Preparation Methods to Reduce Oxalate Content
Cooking is the most effective method for lowering the oxalate content of Swiss chard, primarily by reducing the amount of soluble oxalate. The water-soluble nature of the compound means that when the chard is exposed to boiling water, the oxalates leach out of the leaves and into the liquid. To maximize the reduction, it is necessary to discard the cooking water after boiling, as the oxalates remain suspended in this liquid.
Boiling is generally considered more effective than steaming for high-oxalate greens like chard because the greater volume of water allows for more efficient leaching. Research shows that while boiling can remove up to 85% of the soluble oxalates, steaming typically removes less. For the greatest benefit, the chard should be chopped before boiling. Chopping increases the surface area exposed to the water, facilitating the leaching process.
Another strategy involves combining Swiss chard with a source of calcium at the time of the meal. When calcium-rich foods like milk, cheese, or a calcium supplement are consumed alongside high-oxalate foods, the calcium binds to the oxalate in the stomach and intestines. This binding forms insoluble calcium oxalate before the compound can be absorbed, meaning it is passed out of the body in the stool. This pairing diverts the oxalate away from the urinary tract.
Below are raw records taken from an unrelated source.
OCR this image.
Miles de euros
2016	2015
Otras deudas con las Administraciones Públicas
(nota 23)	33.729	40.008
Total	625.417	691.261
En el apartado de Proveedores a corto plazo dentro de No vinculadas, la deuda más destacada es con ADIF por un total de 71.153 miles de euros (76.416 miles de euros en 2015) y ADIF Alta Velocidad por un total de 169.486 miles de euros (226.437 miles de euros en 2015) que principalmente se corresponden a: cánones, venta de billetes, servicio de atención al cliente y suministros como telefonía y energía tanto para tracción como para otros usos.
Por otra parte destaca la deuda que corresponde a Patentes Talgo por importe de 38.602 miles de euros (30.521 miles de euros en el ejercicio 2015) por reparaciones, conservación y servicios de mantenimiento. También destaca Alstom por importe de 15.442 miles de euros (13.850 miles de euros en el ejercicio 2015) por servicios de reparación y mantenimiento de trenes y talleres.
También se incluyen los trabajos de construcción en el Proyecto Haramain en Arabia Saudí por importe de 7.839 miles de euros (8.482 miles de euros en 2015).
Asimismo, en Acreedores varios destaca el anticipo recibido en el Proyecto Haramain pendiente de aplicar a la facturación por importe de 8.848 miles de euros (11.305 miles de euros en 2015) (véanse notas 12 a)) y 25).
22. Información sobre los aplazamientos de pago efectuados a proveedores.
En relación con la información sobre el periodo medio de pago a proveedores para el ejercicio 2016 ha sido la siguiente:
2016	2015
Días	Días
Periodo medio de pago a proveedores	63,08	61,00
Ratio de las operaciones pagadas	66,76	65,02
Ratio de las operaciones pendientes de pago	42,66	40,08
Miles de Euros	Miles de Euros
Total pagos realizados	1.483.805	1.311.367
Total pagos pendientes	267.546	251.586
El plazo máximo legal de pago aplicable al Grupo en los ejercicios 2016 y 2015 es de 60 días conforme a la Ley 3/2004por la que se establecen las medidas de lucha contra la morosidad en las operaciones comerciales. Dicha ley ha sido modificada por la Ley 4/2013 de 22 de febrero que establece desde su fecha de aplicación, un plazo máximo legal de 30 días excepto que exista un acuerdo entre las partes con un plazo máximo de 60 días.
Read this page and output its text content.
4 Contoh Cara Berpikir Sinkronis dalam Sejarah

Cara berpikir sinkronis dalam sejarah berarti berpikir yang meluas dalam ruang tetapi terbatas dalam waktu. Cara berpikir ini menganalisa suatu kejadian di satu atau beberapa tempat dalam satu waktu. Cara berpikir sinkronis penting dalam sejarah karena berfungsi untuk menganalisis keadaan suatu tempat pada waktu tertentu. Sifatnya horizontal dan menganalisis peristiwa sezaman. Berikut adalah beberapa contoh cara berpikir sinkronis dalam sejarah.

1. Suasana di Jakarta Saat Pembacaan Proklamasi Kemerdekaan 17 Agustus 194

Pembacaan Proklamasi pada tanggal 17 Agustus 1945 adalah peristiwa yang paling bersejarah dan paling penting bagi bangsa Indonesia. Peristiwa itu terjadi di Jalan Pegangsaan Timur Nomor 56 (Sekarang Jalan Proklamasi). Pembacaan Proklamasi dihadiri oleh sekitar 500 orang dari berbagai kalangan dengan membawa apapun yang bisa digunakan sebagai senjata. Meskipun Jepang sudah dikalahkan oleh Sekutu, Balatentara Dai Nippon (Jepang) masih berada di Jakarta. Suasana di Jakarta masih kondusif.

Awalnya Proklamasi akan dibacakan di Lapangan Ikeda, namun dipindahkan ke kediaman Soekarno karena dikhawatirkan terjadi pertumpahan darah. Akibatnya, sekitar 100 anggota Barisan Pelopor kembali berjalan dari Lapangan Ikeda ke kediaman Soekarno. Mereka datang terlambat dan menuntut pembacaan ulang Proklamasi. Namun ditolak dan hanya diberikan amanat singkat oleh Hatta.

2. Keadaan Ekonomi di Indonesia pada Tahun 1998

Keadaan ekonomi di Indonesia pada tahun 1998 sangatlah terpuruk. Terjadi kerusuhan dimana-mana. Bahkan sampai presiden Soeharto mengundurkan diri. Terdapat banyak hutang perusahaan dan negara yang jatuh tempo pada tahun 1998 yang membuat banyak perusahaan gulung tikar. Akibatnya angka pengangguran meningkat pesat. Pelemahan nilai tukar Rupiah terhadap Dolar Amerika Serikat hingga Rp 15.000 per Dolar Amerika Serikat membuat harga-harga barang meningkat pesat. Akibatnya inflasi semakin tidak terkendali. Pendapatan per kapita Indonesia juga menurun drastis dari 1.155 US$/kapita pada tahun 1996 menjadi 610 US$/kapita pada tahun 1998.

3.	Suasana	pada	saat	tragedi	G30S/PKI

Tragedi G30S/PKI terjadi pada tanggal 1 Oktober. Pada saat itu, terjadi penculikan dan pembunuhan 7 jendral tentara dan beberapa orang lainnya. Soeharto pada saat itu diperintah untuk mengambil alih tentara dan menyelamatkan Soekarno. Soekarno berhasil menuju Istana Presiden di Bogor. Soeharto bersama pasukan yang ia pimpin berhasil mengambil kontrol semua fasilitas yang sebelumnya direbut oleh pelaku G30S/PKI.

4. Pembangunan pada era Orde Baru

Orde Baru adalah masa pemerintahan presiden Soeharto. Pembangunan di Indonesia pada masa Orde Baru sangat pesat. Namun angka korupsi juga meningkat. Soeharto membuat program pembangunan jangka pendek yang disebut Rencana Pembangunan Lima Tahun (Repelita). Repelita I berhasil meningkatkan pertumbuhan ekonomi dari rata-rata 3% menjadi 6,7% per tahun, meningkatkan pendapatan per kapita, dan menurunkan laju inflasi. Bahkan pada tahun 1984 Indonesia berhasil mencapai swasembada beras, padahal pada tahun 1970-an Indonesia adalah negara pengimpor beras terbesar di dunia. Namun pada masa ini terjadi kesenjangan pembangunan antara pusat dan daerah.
Comparing Swiss Chard to Other High-Oxalate Vegetables
Swiss chard is not alone in its high oxalate concentration; it is often grouped with spinach and beet greens as one of the three highest-oxalate leafy vegetables. Raw spinach can contain around 970 milligrams of oxalate per 100 grams, a level comparable to the lower end of the Swiss chard range. However, some studies place the oxalate content of raw chard at a level that can exceed raw spinach, sometimes reaching over 1,400 milligrams per 100 grams.
Other foods commonly recognized for their high oxalate content include rhubarb stalks, which contain approximately 800 milligrams per 100 grams, and beetroots. Dark chocolate, nuts like almonds and cashews, and wheat bran are also known sources of high dietary oxalate. Understanding where Swiss chard ranks helps to contextualize its consumption, as it is among the most potent sources of the compound.
The key difference between these high-oxalate greens and other healthy vegetables like kale, cabbage, or collard greens is the magnitude of the oxalate load. Kale, for example, contains hundreds of times less oxalate than spinach or chard, placing it in the low-oxalate category. Individuals with a history of kidney stones may need to limit the “big three” high-oxalate greens, including Swiss chard.